Every "good" ending that's still based on the original ending will always suffer a stain of being fan fiction.
A bitter aftertaste of being some sort of grudgingly granted fanservice, rather than true canon.
[/quote]
And yet plenty of people had this "new version" in our minds while watching the original version. Everyone creates their own interpretation of events, that doesn't mean that yours was right.
[quote]OP, you do remember that Bioware had us refueling after basically every ftl flight to a nearby solar system right?
Are the fleets going to mine eezo every other day?
[/quote]
Two points. One, the Normandy is a light frigate, it isn't made for extended trips. If it moved in a fleet with refueling vessles, chock full to the brim with fuel, they could likely travel much further without external fuel.
Second, ships don't burn Eezo. They need it, but they don't expend it. What you have is all you'll ever need.

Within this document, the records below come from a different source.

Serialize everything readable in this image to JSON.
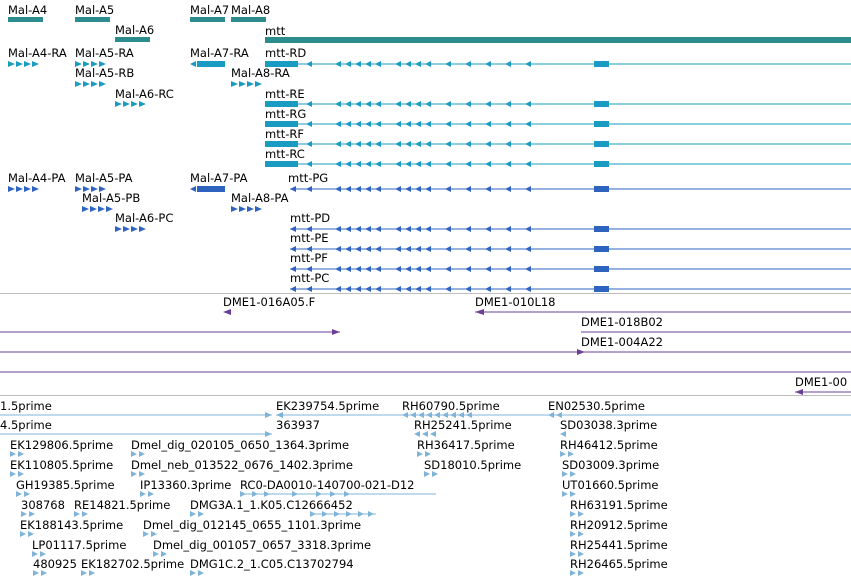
{
  "colors": {
    "gene": "#2c8c8e",
    "transcript": "#1a9bc2",
    "protein": "#2f63c0",
    "clone": "#6b3f98",
    "est": "#7fb4d9",
    "separator": "#bdbdbd"
  },
  "genes": {
    "mal_a4": "Mal-A4",
    "mal_a5": "Mal-A5",
    "mal_a6": "Mal-A6",
    "mal_a7": "Mal-A7",
    "mal_a8": "Mal-A8",
    "mtt": "mtt"
  },
  "transcripts": {
    "mal_a4_ra": "Mal-A4-RA",
    "mal_a5_ra": "Mal-A5-RA",
    "mal_a5_rb": "Mal-A5-RB",
    "mal_a6_rc": "Mal-A6-RC",
    "mal_a7_ra": "Mal-A7-RA",
    "mal_a8_ra": "Mal-A8-RA",
    "mtt_rd": "mtt-RD",
    "mtt_re": "mtt-RE",
    "mtt_rg": "mtt-RG",
    "mtt_rf": "mtt-RF",
    "mtt_rc": "mtt-RC"
  },
  "proteins": {
    "mal_a4_pa": "Mal-A4-PA",
    "mal_a5_pa": "Mal-A5-PA",
    "mal_a5_pb": "Mal-A5-PB",
    "mal_a6_pc": "Mal-A6-PC",
    "mal_a7_pa": "Mal-A7-PA",
    "mal_a8_pa": "Mal-A8-PA",
    "mtt_pg": "mtt-PG",
    "mtt_pd": "mtt-PD",
    "mtt_pe": "mtt-PE",
    "mtt_pf": "mtt-PF",
    "mtt_pc": "mtt-PC"
  },
  "clones": {
    "c1": "DME1-016A05.F",
    "c2": "DME1-010L18",
    "c3": "DME1-018B02",
    "c4": "DME1-004A22",
    "c5": "DME1-00"
  },
  "ests": {
    "e01": "1.5prime",
    "e02": "EK239754.5prime",
    "e03": "RH60790.5prime",
    "e04": "EN02530.5prime",
    "e05": "4.5prime",
    "e06": "363937",
    "e07": "RH25241.5prime",
    "e08": "SD03038.3prime",
    "e09": "EK129806.5prime",
    "e10": "Dmel_dig_020105_0650_1364.3prime",
    "e11": "RH36417.5prime",
    "e12": "RH46412.5prime",
    "e13": "EK110805.5prime",
    "e14": "Dmel_neb_013522_0676_1402.3prime",
    "e15": "SD18010.5prime",
    "e16": "SD03009.3prime",
    "e17": "GH19385.5prime",
    "e18": "IP13360.3prime",
    "e19": "RC0-DA0010-140700-021-D12",
    "e20": "UT01660.5prime",
    "e21": "308768",
    "e22": "RE14821.5prime",
    "e23": "DMG3A.1_1.K05.C12666452",
    "e24": "RH63191.5prime",
    "e25": "EK188143.5prime",
    "e26": "Dmel_dig_012145_0655_1101.3prime",
    "e27": "RH20912.5prime",
    "e28": "LP01117.5prime",
    "e29": "Dmel_dig_001057_0657_3318.3prime",
    "e30": "RH25441.5prime",
    "e31": "480925",
    "e32": "EK182702.5prime",
    "e33": "DMG1C.2_1.C05.C13702794",
    "e34": "RH26465.5prime"
  }
}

What they burn is hydrogen and healium based isotopes, which generate rocket thrust. All the Eezo core does is make them light weight. Think of it like a blimp. Blimps need lift to fly, so they are full of hydrogen, but they also need gas to drive their engines, which push them forward. But once you fill a blimp with hydrogen once, then assuming it doesn't leak you'd never have to fill it again, while it constantly needs fresh gasoline.
Ships in ME are the same way, and thankfully, the hydrogen and helium fuels they need are super-plentiful in gas giants, so while they may need to stop off occasionally to refill the fueling ships, it would be doable. In the short term "migratory fleets", they definitely couldn't just take off at random and hope to get home, they'd need to travel in large fleets with all sorts of support vessels, but they could make it work. Long term, assuming they never get the relays going again (which is a big leap to make), then all they would need to do is set up a lot more "gas stations" along the way. Not a big deal, really.